The minister of Obras Públicas, Francisco J. Jiménez, has suspended the head of the traffic police and three other persons in the wake of the robbery of 215 firearms from a storage area in Plaza González Víquez.
The suspensions with pay are the expected response to a crime that has embarrassed the Laura Chinchilla administration.
Suspended were César Quirós Mora, the director of the traffic police, and three subordinates who had responsibility for safeguarding the new pistols. They were Glock 19 9-mm. handguns that would have been used by traffic policemen.
The Judicial Investigating Organization confirmed that four men had taken part in the heist early Monday and accomplished it by gagging and tying two private security guards. One of the guards was an employee of the security firm contracted to guard the premises while the other was an employee of the construction company working on the new police facilities adjacent to the warehouse, said Quirós Tuesday.

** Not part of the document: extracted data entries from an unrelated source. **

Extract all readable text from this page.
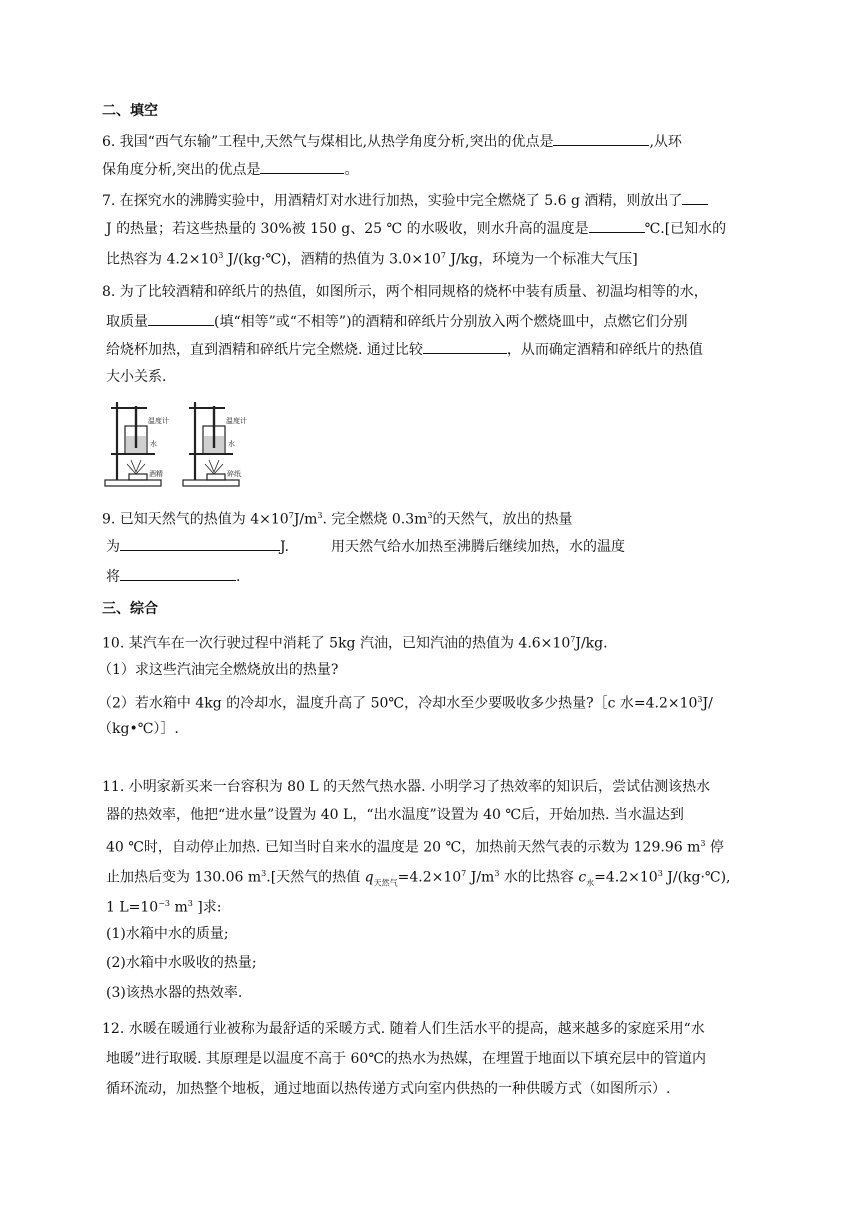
二、填空
6. 我国“西气东输”工程中,天然气与煤相比,从热学角度分析,突出的优点是	,从环
保角度分析,突出的优点是	。
7. 在探究水的沸腾实验中，用酒精灯对水进行加热，实验中完全燃烧了 5.6 g 酒精，则放出了
J 的热量；若这些热量的 30%被 150 g、25 ℃ 的水吸收，则水升高的温度是	℃.[已知水的
比热容为 $4.2\times 10^3$ J/(kg·℃)，酒精的热值为 $3.0\times 10^7$ J/kg，环境为一个标准大气压]
8. 为了比较酒精和碎纸片的热值，如图所示，两个相同规格的烧杯中装有质量、初温均相等的水，
取质量	(填“相等”或“不相等”)的酒精和碎纸片分别放入两个燃烧皿中，点燃它们分别
给烧杯加热，直到酒精和碎纸片完全燃烧. 通过比较	，从而确定酒精和碎纸片的热值
大小关系.
温度计
水
酒精
温度计
水
碎纸
9. 已知天然气的热值为 $4\times 10^7J/m^3$. 完全燃烧 $0.3m^3$的天然气，放出的热量
为	J.	用天然气给水加热至沸腾后继续加热，水的温度
将	.
三、综合
10. 某汽车在一次行驶过程中消耗了 5kg 汽油，已知汽油的热值为 $4.6\times 10^7J/kg$.
（1）求这些汽油完全燃烧放出的热量?
（2）若水箱中 4kg 的冷却水，温度升高了 50℃，冷却水至少要吸收多少热量?［c 水$=4.2\times 10^3J/$
（kg•℃）］.
11. 小明家新买来一台容积为 80 L 的天然气热水器. 小明学习了热效率的知识后，尝试估测该热水
器的热效率，他把“进水量”设置为 40 L，“出水温度”设置为 40 ℃后，开始加热. 当水温达到
40 ℃时，自动停止加热. 已知当时自来水的温度是 20 ℃，加热前天然气表的示数为 129.96 $m^3$ 停
止加热后变为 130.06 $m^3$.[天然气的热值 $q_{天然气}=4.2\times 10^7$ $J/m^3$ 水的比热容 $c_水=4.2\times 10^3$ J/(kg·℃),
1 $L=10^{-3}$ $m^3$ ]求:
(1)水箱中水的质量;
(2)水箱中水吸收的热量;
(3)该热水器的热效率.
12. 水暖在暖通行业被称为最舒适的采暖方式. 随着人们生活水平的提高，越来越多的家庭采用“水
地暖”进行取暖. 其原理是以温度不高于 60℃的热水为热媒，在埋置于地面以下填充层中的管道内
循环流动，加热整个地板，通过地面以热传递方式向室内供热的一种供暖方式（如图所示）.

The public works minster held a press conference Thursday to announce the suspensions. He said the individuals would be suspended while an investigation continues.

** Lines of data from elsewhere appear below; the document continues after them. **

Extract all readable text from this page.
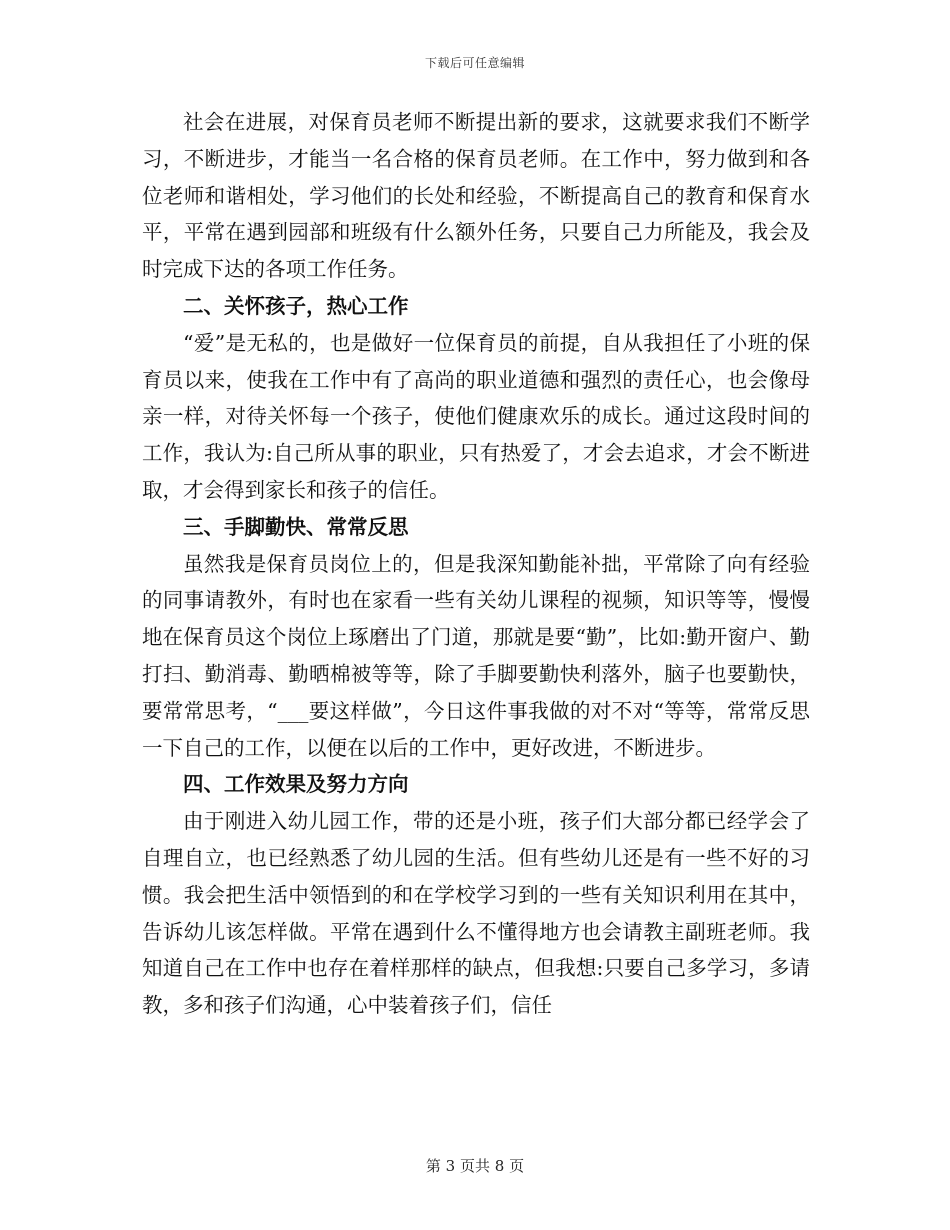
下载后可任意编辑

社会在进展，对保育员老师不断提出新的要求，这就要求我们不断学习，不断进步，才能当一名合格的保育员老师。在工作中，努力做到和各位老师和谐相处，学习他们的长处和经验，不断提高自己的教育和保育水平，平常在遇到园部和班级有什么额外任务，只要自己力所能及，我会及时完成下达的各项工作任务。

二、关怀孩子，热心工作

“爱”是无私的，也是做好一位保育员的前提，自从我担任了小班的保育员以来，使我在工作中有了高尚的职业道德和强烈的责任心，也会像母亲一样，对待关怀每一个孩子，使他们健康欢乐的成长。通过这段时间的工作，我认为:自己所从事的职业，只有热爱了，才会去追求，才会不断进取，才会得到家长和孩子的信任。

三、手脚勤快、常常反思

虽然我是保育员岗位上的，但是我深知勤能补拙，平常除了向有经验的同事请教外，有时也在家看一些有关幼儿课程的视频，知识等等，慢慢地在保育员这个岗位上琢磨出了门道，那就是要“勤”，比如:勤开窗户、勤打扫、勤消毒、勤晒棉被等等，除了手脚要勤快利落外，脑子也要勤快，要常常思考，“___要这样做”，今日这件事我做的对不对“等等，常常反思一下自己的工作，以便在以后的工作中，更好改进，不断进步。

四、工作效果及努力方向

由于刚进入幼儿园工作，带的还是小班，孩子们大部分都已经学会了自理自立，也已经熟悉了幼儿园的生活。但有些幼儿还是有一些不好的习惯。我会把生活中领悟到的和在学校学习到的一些有关知识利用在其中，告诉幼儿该怎样做。平常在遇到什么不懂得地方也会请教主副班老师。我知道自己在工作中也存在着样那样的缺点，但我想:只要自己多学习，多请教，多和孩子们沟通，心中装着孩子们，信任

第 3 页共 8 页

There is more than enough blame to go around. One of the guards did not have a permit to carry the gun he had. The storage area was not secure, and the guards did not know weapons were stored there.

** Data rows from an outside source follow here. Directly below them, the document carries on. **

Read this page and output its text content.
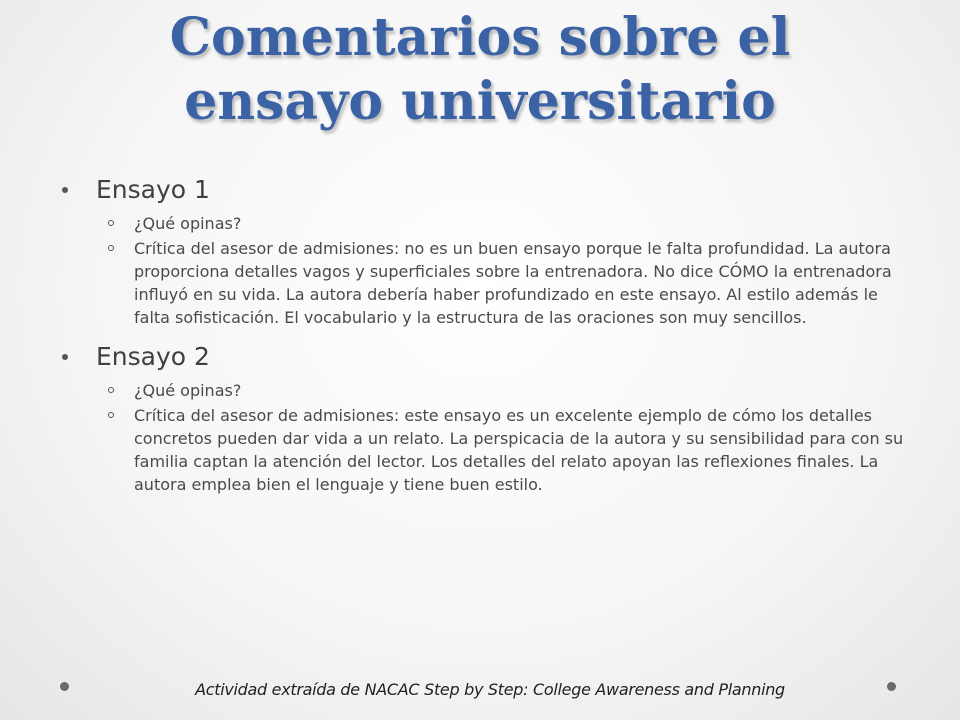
Comentarios sobre el
ensayo universitario
Ensayo 1
¿Qué opinas?
Crítica del asesor de admisiones: no es un buen ensayo porque le falta profundidad. La autora proporciona detalles vagos y superficiales sobre la entrenadora. No dice CÓMO la entrenadora influyó en su vida. La autora debería haber profundizado en este ensayo. Al estilo además le falta sofisticación. El vocabulario y la estructura de las oraciones son muy sencillos.
Ensayo 2
¿Qué opinas?
Crítica del asesor de admisiones: este ensayo es un excelente ejemplo de cómo los detalles concretos pueden dar vida a un relato. La perspicacia de la autora y su sensibilidad para con su familia captan la atención del lector. Los detalles del relato apoyan las reflexiones finales. La autora emplea bien el lenguaje y tiene buen estilo.
Actividad extraída de NACAC Step by Step: College Awareness and Planning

Very few persons knew that the weapons were there, so investigators are considering the criminals had inside help.
The storage was temporary while a more secure structure was being built. The value of the weapons is 83 million colons, the ministry reported. That is about $165,000. The crooks left behind 165 identical firearms because they were locked up more securely. They have since been placed under the control of the security ministry’s firearms section.
Judicial investigators have been conducting a number of raids on the homes of known robbers. They have made arrests and found illegal weapons but not the stolen Glock pistols.